Plötzlich und unerwartet (nach mehreren Tagen klagloser Funktion) wird 
der D1 Mini nicht mehr erkannt und ein versuchsweise mehrfaches Drücken 
seiner Reset-Taste (wenn er noch per USB angeschlossen ist) schickt mein 
Macbook in eine Kernel Panic. Allerdings läuft das zuletzt geflashte 
Programm auf dem D1 Ubis auf die Tatsache, dass es nicht fertig ist), 
einwandfrei.

Ich habe auch nochmal nachgesehen, dass ich wirklich die letzte und 
signierte CH340/41-Treiber-Version f. Mac installiert habe. Dem ist 
natürlich so, sonst hätte ich ja auch vorher nix machen können. Ein 
Löschen und neu Installieren der kext-Files hat aber auch keine Änderung 
gebracht.

Nun bringt mich der Ersatz des einen D1 Mini nicht um (habe noch 
weitere, die zumindest erkannt werden), aber wundern tut mich der 
Vorgang schon.
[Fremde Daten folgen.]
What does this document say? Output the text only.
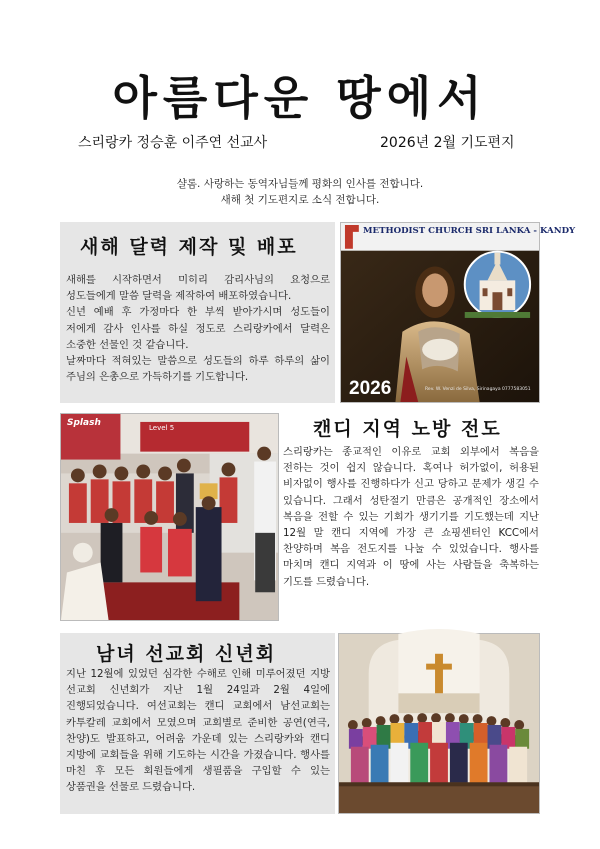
아름다운 땅에서
스리랑카 정승훈 이주연 선교사	2026년 2월 기도편지
샬롬. 사랑하는 동역자님들께 평화의 인사를 전합니다.
새해 첫 기도편지로 소식 전합니다.
새해 달력 제작 및 배포
새해를 시작하면서 미히리 감리사님의 요청으로 성도들에게 말씀 달력을 제작하여 배포하였습니다.
신년 예배 후 가정마다 한 부씩 받아가시며 성도들이 저에게 감사 인사를 하실 정도로 스리랑카에서 달력은 소중한 선물인 것 같습니다.
날짜마다 적혀있는 말씀으로 성도들의 하루 하루의 삶이 주님의 은총으로 가득하기를 기도합니다.
METHODIST CHURCH SRI LANKA - KANDY
2026	Rev. W. Venzi de Silva, Sirinagaya 0777583051
Splash	Level 5	캔디 지역 노방 전도
스리랑카는 종교적인 이유로 교회 외부에서 복음을 전하는 것이 쉽지 않습니다. 혹여나 허가없이, 허용된 비자없이 행사를 진행하다가 신고 당하고 문제가 생길 수 있습니다. 그래서 성탄절기 만큼은 공개적인 장소에서 복음을 전할 수 있는 기회가 생기기를 기도했는데 지난 12월 말 캔디 지역에 가장 큰 쇼핑센터인 KCC에서 찬양하며 복음 전도지를 나눌 수 있었습니다. 행사를 마치며 캔디 지역과 이 땅에 사는 사람들을 축복하는 기도를 드렸습니다.
남녀 선교회 신년회
지난 12월에 있었던 심각한 수해로 인해 미루어졌던 지방 선교회 신년회가 지난 1월 24일과 2월 4일에 진행되었습니다. 여선교회는 캔디 교회에서 남선교회는 카투칼레 교회에서 모였으며 교회별로 준비한 공연(연극, 찬양)도 발표하고, 어려움 가운데 있는 스리랑카와 캔디 지방에 교회들을 위해 기도하는 시간을 가졌습니다. 행사를 마친 후 모든 회원들에게 생필품을 구입할 수 있는 상품권을 선물로 드렸습니다.
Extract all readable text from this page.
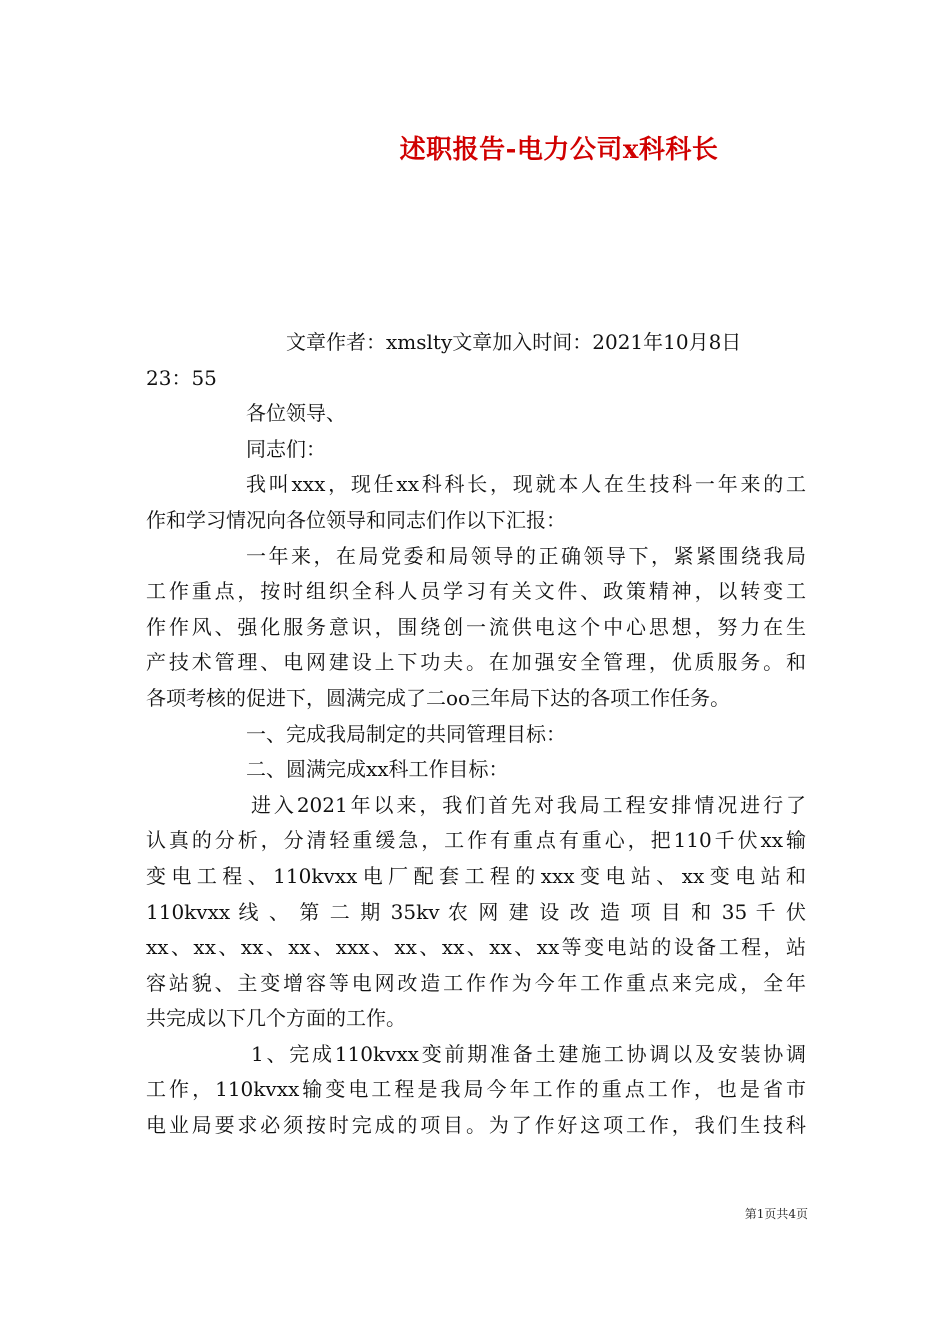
述职报告-电力公司x科科长
文章作者：xmslty文章加入时间：2021年10月8日
23：55
各位领导、
同志们：
我叫xxx，现任xx科科长，现就本人在生技科一年来的工
作和学习情况向各位领导和同志们作以下汇报：
一年来，在局党委和局领导的正确领导下，紧紧围绕我局
工作重点，按时组织全科人员学习有关文件、政策精神，以转变工
作作风、强化服务意识，围绕创一流供电这个中心思想，努力在生
产技术管理、电网建设上下功夫。在加强安全管理，优质服务。和
各项考核的促进下，圆满完成了二oo三年局下达的各项工作任务。
一、完成我局制定的共同管理目标：
二、圆满完成xx科工作目标：
进入2021年以来，我们首先对我局工程安排情况进行了
认真的分析，分清轻重缓急，工作有重点有重心，把110千伏xx输
变电工程、110kvxx电厂配套工程的xxx变电站、xx变电站和
110kvxx 线 、 第 二 期 35kv 农 网 建 设 改 造 项 目 和 35 千 伏
xx、xx、xx、xx、xxx、xx、xx、xx、xx等变电站的设备工程，站
容站貌、主变增容等电网改造工作作为今年工作重点来完成，全年
共完成以下几个方面的工作。
1、完成110kvxx变前期准备土建施工协调以及安装协调
工作，110kvxx输变电工程是我局今年工作的重点工作，也是省市
电业局要求必须按时完成的项目。为了作好这项工作，我们生技科
第1页共4页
Wie kann es sein, dass ein - wie auch immer - nicht 
richtig funktionierendes USB-Gerät den ganzen Rechner zum Absturz 
bringt?

Kann man die Firmware irgendwie "re-flashen"? Aber wie, wenn er nicht 
erkannt wird? Über einen externen USB-Seriell-Wandler?

: Bearbeitet durch User
Autor: Jim M. (turboj)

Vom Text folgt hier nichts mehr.